Trump has said this will be the "largest tax refund season of all time" based on the 2025 changes enacted via his "big beautiful bill."
Higher gasoline prices could offset bigger tax refunds
If the Strait of Hormuz were closed for three weeks and crude oil prices jumped to $110 per barrel in March, retail gasoline prices could peak at $4.36 per gallon in May, according to a March 18 analysis from economists at the Stanford Institute for Economic Policy Research.
Under that scenario, higher gasoline prices could be "wiping out most or all of the larger tax refunds on average," the authors wrote.
The analysis, which included Goldman Sachs' baseline Brent crude oil forecast from March 17, projected the average U.S. household could pay $740 more for gas through year-end, without changes to demand.
A separate Goldman Sachs note released March 22 upgraded its oil price forecasts, with March through April Brent crude oil estimates averaging $110 per barrel.
However, "the U.S. could end military action at any point, which would likely reduce the risk premium in global crude and refined product prices," Goldman Sachs analysts wrote.

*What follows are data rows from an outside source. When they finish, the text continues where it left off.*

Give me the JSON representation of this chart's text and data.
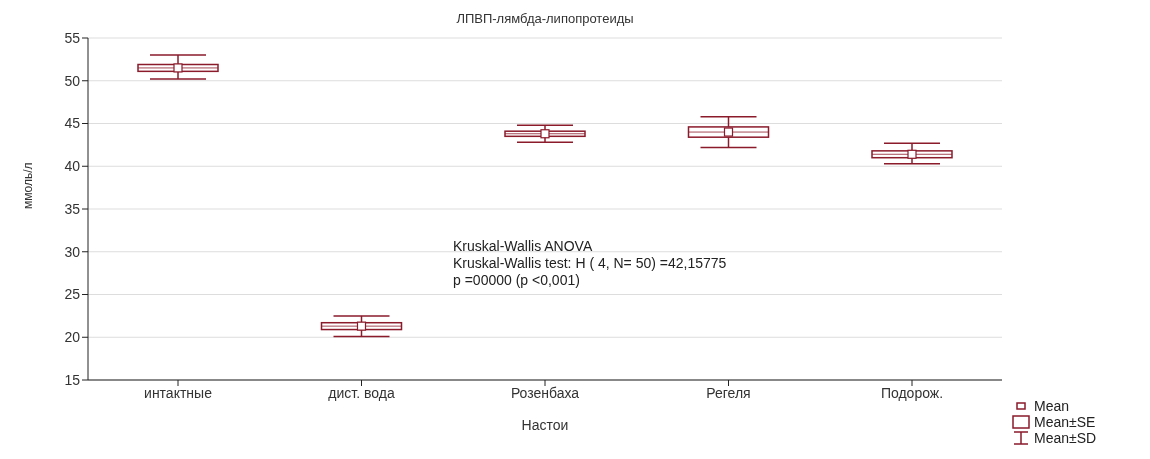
{
  "chart_data": {
    "type": "box",
    "title": "ЛПВП-лямбда-липопротеиды",
    "xlabel": "Настои",
    "ylabel": "ммоль/л",
    "categories": [
      "интактные",
      "дист. вода",
      "Розенбаха",
      "Регеля",
      "Подорож."
    ],
    "color": "#8b1a2b",
    "boxes": [
      {
        "low": 50.2,
        "q1": 51.1,
        "median": 51.5,
        "q3": 51.9,
        "high": 53.0,
        "mean": 51.5
      },
      {
        "low": 20.1,
        "q1": 20.9,
        "median": 21.3,
        "q3": 21.7,
        "high": 22.5,
        "mean": 21.3
      },
      {
        "low": 42.8,
        "q1": 43.5,
        "median": 43.8,
        "q3": 44.1,
        "high": 44.8,
        "mean": 43.8
      },
      {
        "low": 42.2,
        "q1": 43.4,
        "median": 44.0,
        "q3": 44.6,
        "high": 45.8,
        "mean": 44.0
      },
      {
        "low": 40.3,
        "q1": 41.0,
        "median": 41.4,
        "q3": 41.8,
        "high": 42.7,
        "mean": 41.4
      }
    ],
    "ylim": [
      15,
      55
    ],
    "yticks": [
      15,
      20,
      25,
      30,
      35,
      40,
      45,
      50,
      55
    ],
    "grid": "y",
    "annotations": [
      "Kruskal-Wallis ANOVA",
      "Kruskal-Wallis test: H ( 4, N= 50) =42,15775",
      "p =00000 (p <0,001)",
      "Mean",
      "Mean±SE",
      "Mean±SD"
    ]
  }
}
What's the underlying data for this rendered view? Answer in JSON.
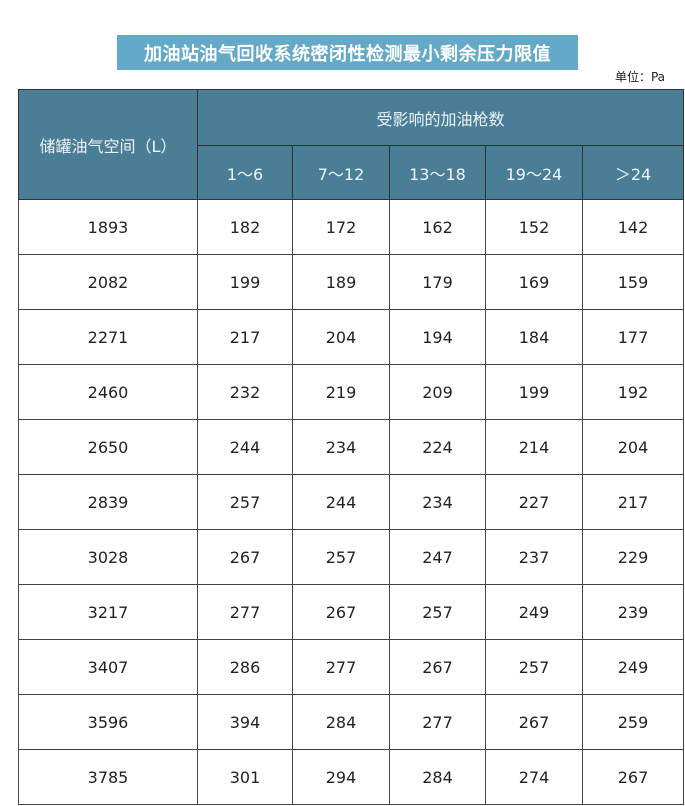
{
  "title": "加油站油气回收系统密闭性检测最小剩余压力限值",
  "unit": "单位：Pa",
  "table": {
    "row_header": "储罐油气空间（L）",
    "group_header": "受影响的加油枪数",
    "columns": [
      "1～6",
      "7～12",
      "13～18",
      "19～24",
      "＞24"
    ],
    "rows": [
      [
        "1893",
        "182",
        "172",
        "162",
        "152",
        "142"
      ],
      [
        "2082",
        "199",
        "189",
        "179",
        "169",
        "159"
      ],
      [
        "2271",
        "217",
        "204",
        "194",
        "184",
        "177"
      ],
      [
        "2460",
        "232",
        "219",
        "209",
        "199",
        "192"
      ],
      [
        "2650",
        "244",
        "234",
        "224",
        "214",
        "204"
      ],
      [
        "2839",
        "257",
        "244",
        "234",
        "227",
        "217"
      ],
      [
        "3028",
        "267",
        "257",
        "247",
        "237",
        "229"
      ],
      [
        "3217",
        "277",
        "267",
        "257",
        "249",
        "239"
      ],
      [
        "3407",
        "286",
        "277",
        "267",
        "257",
        "249"
      ],
      [
        "3596",
        "394",
        "284",
        "277",
        "267",
        "259"
      ],
      [
        "3785",
        "301",
        "294",
        "284",
        "274",
        "267"
      ]
    ]
  }
}
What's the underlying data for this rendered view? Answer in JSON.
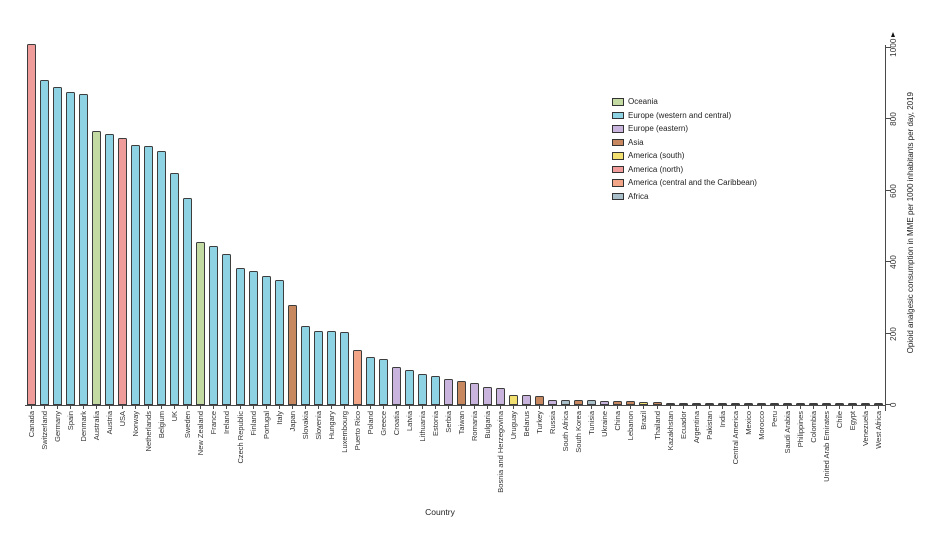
{
  "chart_data": {
    "type": "bar",
    "title": "",
    "xlabel": "Country",
    "ylabel": "Opioid analgesic consumption in MME per 1000 inhabitants per day, 2019",
    "ylim": [
      0,
      1000
    ],
    "yticks": [
      0,
      200,
      400,
      600,
      800,
      1000
    ],
    "ymax_overflow_arrow": true,
    "grid": false,
    "legend_position": "upper-right-of-plot",
    "axis_side": "right",
    "legend": [
      {
        "key": "oceania",
        "label": "Oceania",
        "color": "#c3dba3"
      },
      {
        "key": "europe_wc",
        "label": "Europe (western and central)",
        "color": "#8ed3e4"
      },
      {
        "key": "europe_e",
        "label": "Europe (eastern)",
        "color": "#c9b4de"
      },
      {
        "key": "asia",
        "label": "Asia",
        "color": "#c8885f"
      },
      {
        "key": "america_s",
        "label": "America (south)",
        "color": "#f2e170"
      },
      {
        "key": "america_n",
        "label": "America (north)",
        "color": "#f09c9b"
      },
      {
        "key": "america_c",
        "label": "America (central and the Caribbean)",
        "color": "#f3a588"
      },
      {
        "key": "africa",
        "label": "Africa",
        "color": "#a9bfc9"
      }
    ],
    "bars": [
      {
        "country": "Canada",
        "region": "america_n",
        "value": 1010
      },
      {
        "country": "Switzerland",
        "region": "europe_wc",
        "value": 910
      },
      {
        "country": "Germany",
        "region": "europe_wc",
        "value": 890
      },
      {
        "country": "Spain",
        "region": "europe_wc",
        "value": 876
      },
      {
        "country": "Denmark",
        "region": "europe_wc",
        "value": 872
      },
      {
        "country": "Australia",
        "region": "oceania",
        "value": 768
      },
      {
        "country": "Austria",
        "region": "europe_wc",
        "value": 758
      },
      {
        "country": "USA",
        "region": "america_n",
        "value": 748
      },
      {
        "country": "Norway",
        "region": "europe_wc",
        "value": 729
      },
      {
        "country": "Netherlands",
        "region": "europe_wc",
        "value": 726
      },
      {
        "country": "Belgium",
        "region": "europe_wc",
        "value": 711
      },
      {
        "country": "UK",
        "region": "europe_wc",
        "value": 651
      },
      {
        "country": "Sweden",
        "region": "europe_wc",
        "value": 580
      },
      {
        "country": "New Zealand",
        "region": "oceania",
        "value": 458
      },
      {
        "country": "France",
        "region": "europe_wc",
        "value": 446
      },
      {
        "country": "Ireland",
        "region": "europe_wc",
        "value": 424
      },
      {
        "country": "Czech Republic",
        "region": "europe_wc",
        "value": 384
      },
      {
        "country": "Finland",
        "region": "europe_wc",
        "value": 376
      },
      {
        "country": "Portugal",
        "region": "europe_wc",
        "value": 362
      },
      {
        "country": "Italy",
        "region": "europe_wc",
        "value": 350
      },
      {
        "country": "Japan",
        "region": "asia",
        "value": 280
      },
      {
        "country": "Slovakia",
        "region": "europe_wc",
        "value": 221
      },
      {
        "country": "Slovenia",
        "region": "europe_wc",
        "value": 208
      },
      {
        "country": "Hungary",
        "region": "europe_wc",
        "value": 206
      },
      {
        "country": "Luxembourg",
        "region": "europe_wc",
        "value": 204
      },
      {
        "country": "Puerto Rico",
        "region": "america_c",
        "value": 155
      },
      {
        "country": "Poland",
        "region": "europe_wc",
        "value": 134
      },
      {
        "country": "Greece",
        "region": "europe_wc",
        "value": 130
      },
      {
        "country": "Croatia",
        "region": "europe_e",
        "value": 106
      },
      {
        "country": "Latvia",
        "region": "europe_wc",
        "value": 97
      },
      {
        "country": "Lithuania",
        "region": "europe_wc",
        "value": 86
      },
      {
        "country": "Estonia",
        "region": "europe_wc",
        "value": 81
      },
      {
        "country": "Serbia",
        "region": "europe_e",
        "value": 72
      },
      {
        "country": "Taiwan",
        "region": "asia",
        "value": 67
      },
      {
        "country": "Romania",
        "region": "europe_e",
        "value": 63
      },
      {
        "country": "Bulgaria",
        "region": "europe_e",
        "value": 51
      },
      {
        "country": "Bosnia and Herzegovina",
        "region": "europe_e",
        "value": 48
      },
      {
        "country": "Uruguay",
        "region": "america_s",
        "value": 28
      },
      {
        "country": "Belarus",
        "region": "europe_e",
        "value": 27
      },
      {
        "country": "Turkey",
        "region": "asia",
        "value": 24
      },
      {
        "country": "Russia",
        "region": "europe_e",
        "value": 15
      },
      {
        "country": "South Africa",
        "region": "africa",
        "value": 14
      },
      {
        "country": "South Korea",
        "region": "asia",
        "value": 14
      },
      {
        "country": "Tunisia",
        "region": "africa",
        "value": 13
      },
      {
        "country": "Ukraine",
        "region": "europe_e",
        "value": 12
      },
      {
        "country": "China",
        "region": "asia",
        "value": 10
      },
      {
        "country": "Lebanon",
        "region": "asia",
        "value": 10
      },
      {
        "country": "Brazil",
        "region": "america_s",
        "value": 9
      },
      {
        "country": "Thailand",
        "region": "asia",
        "value": 8
      },
      {
        "country": "Kazakhstan",
        "region": "asia",
        "value": 7
      },
      {
        "country": "Ecuador",
        "region": "america_s",
        "value": 6
      },
      {
        "country": "Argentina",
        "region": "america_s",
        "value": 5
      },
      {
        "country": "Pakistan",
        "region": "asia",
        "value": 4
      },
      {
        "country": "India",
        "region": "asia",
        "value": 4
      },
      {
        "country": "Central America",
        "region": "america_c",
        "value": 4
      },
      {
        "country": "Mexico",
        "region": "america_n",
        "value": 3
      },
      {
        "country": "Morocco",
        "region": "africa",
        "value": 3
      },
      {
        "country": "Peru",
        "region": "america_s",
        "value": 3
      },
      {
        "country": "Saudi Arabia",
        "region": "asia",
        "value": 2
      },
      {
        "country": "Philippines",
        "region": "asia",
        "value": 2
      },
      {
        "country": "Colombia",
        "region": "america_s",
        "value": 2
      },
      {
        "country": "United Arab Emirates",
        "region": "asia",
        "value": 2
      },
      {
        "country": "Chile",
        "region": "america_s",
        "value": 2
      },
      {
        "country": "Egypt",
        "region": "africa",
        "value": 1
      },
      {
        "country": "Venezuela",
        "region": "america_s",
        "value": 1
      },
      {
        "country": "West Africa",
        "region": "africa",
        "value": 1
      }
    ]
  }
}
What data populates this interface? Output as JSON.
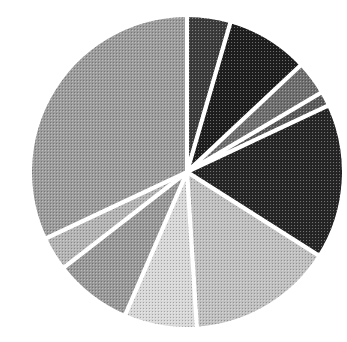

In a March 20 note, Oxford Economics estimated that if gas prices averaged $3.60 per gallon in 2026, consumer spending on fuel could be "almost exactly offsetting the boost from refunds."
Of course, the longer the conflict lasts, the more it could impact consumers at the pump.
"The energy shock is going to hit those who have the least cushion ... and it doesn't look like those tax refunds are going to be here to save them," Alex Jacquez, chief of policy and advocacy at Groundwork Collaborative, a left-leaning economic policy think tank, said during a press call Friday.